The United Kingdom has other tools at its disposal. Since 2018, the government has been able to issue Unexplained Wealth Orders, which require a targeted individual to explain how they purchased an asset. If the origin of the funds cannot be explained, the asset can be confiscated.

In practice, such orders have seldom been used. They were issued in only four cases between 2018 and June 2021, according to the House of Commons Library.

Sanctions with teeth

Critics say the government’s hands-off approach, coupled with the ability of oligarchs to use the legal system to shield themselves from scrutiny, has allowed Russian expatriates to wield huge influence in the United Kingdom.

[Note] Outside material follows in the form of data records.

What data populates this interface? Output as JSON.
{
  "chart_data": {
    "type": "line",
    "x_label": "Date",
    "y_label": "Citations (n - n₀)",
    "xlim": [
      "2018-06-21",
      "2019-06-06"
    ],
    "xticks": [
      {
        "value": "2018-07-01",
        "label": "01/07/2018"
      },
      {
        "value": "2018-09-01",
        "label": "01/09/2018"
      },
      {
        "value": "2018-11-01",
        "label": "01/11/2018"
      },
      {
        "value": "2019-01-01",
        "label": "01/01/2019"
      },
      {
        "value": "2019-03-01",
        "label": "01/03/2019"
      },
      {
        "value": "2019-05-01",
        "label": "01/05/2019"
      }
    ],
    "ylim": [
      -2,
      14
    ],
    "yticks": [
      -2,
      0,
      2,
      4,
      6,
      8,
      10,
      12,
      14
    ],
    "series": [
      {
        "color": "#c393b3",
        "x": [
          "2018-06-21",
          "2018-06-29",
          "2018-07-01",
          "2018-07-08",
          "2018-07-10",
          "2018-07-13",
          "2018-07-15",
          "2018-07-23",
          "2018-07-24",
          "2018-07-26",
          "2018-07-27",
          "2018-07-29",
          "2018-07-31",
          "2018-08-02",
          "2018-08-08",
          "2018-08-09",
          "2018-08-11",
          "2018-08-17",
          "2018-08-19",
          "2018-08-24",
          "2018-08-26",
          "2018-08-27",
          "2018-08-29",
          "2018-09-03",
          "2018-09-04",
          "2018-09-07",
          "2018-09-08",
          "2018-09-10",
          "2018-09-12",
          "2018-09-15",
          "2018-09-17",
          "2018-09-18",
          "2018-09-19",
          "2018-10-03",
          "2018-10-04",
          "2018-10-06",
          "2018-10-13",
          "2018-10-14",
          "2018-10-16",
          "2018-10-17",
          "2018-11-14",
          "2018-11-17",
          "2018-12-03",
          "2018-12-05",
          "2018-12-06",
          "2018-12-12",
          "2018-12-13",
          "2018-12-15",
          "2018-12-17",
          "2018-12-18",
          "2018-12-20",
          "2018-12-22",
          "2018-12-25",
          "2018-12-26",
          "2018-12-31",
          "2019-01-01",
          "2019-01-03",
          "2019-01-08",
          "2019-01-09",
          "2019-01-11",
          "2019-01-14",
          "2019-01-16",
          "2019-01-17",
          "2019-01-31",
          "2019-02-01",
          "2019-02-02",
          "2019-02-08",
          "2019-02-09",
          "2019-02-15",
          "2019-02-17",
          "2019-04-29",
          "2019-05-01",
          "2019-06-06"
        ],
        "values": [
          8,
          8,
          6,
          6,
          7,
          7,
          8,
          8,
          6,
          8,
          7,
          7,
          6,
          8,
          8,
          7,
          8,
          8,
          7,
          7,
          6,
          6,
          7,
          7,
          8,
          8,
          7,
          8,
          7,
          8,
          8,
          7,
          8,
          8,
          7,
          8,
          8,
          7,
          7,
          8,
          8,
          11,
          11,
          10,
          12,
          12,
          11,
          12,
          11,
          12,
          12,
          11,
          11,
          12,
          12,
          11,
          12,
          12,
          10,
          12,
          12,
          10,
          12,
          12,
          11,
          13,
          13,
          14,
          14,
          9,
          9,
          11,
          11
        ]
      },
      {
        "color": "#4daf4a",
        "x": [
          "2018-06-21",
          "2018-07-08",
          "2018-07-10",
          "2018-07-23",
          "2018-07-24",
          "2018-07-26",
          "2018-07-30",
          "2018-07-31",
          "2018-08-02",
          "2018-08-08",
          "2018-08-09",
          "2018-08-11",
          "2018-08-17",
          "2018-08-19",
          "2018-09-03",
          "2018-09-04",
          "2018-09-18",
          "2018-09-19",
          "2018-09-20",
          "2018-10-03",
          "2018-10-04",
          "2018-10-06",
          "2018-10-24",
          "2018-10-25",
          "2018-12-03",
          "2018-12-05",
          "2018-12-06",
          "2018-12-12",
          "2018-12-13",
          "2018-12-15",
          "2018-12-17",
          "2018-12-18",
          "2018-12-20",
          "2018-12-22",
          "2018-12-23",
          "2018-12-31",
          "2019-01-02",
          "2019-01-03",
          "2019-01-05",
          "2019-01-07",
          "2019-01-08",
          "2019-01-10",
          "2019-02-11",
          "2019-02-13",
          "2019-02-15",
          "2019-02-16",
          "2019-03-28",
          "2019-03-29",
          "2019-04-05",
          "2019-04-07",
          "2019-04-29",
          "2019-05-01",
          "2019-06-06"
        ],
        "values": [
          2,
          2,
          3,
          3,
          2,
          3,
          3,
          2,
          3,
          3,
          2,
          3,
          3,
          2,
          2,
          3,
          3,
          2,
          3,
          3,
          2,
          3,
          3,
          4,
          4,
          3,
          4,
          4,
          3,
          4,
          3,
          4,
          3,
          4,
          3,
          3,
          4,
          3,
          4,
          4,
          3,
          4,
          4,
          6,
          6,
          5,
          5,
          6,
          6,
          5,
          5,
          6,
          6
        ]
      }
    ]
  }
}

“The links of the Russian elite to the UK — especially where this involves business and investment — provide access to UK companies and political figures, and thereby a means for broad Russian influence in the UK,” the Intelligence and Security Committee of Parliament said in its 2020 report.

“To a certain extent, this cannot be untangled and the priority now must be to mitigate the risk and ensure that, where hostile activity is uncovered, the tools exist to tackle it at source,” it continued.

Even so, Kustra said the United Kingdom can help deter Moscow from ordering an invasion of Ukraine by targeting oligarchs in the country and coordinating its response with the European Union and the United States, which has the power to make Russian banks “radioactive.”

“Previous rounds of sanctions have been imposed symbolically, and given the very serious concerns we have over Russia dismembering one of its neighbors … it behooves the government to go and put some teeth behind these measures,” said Kustra.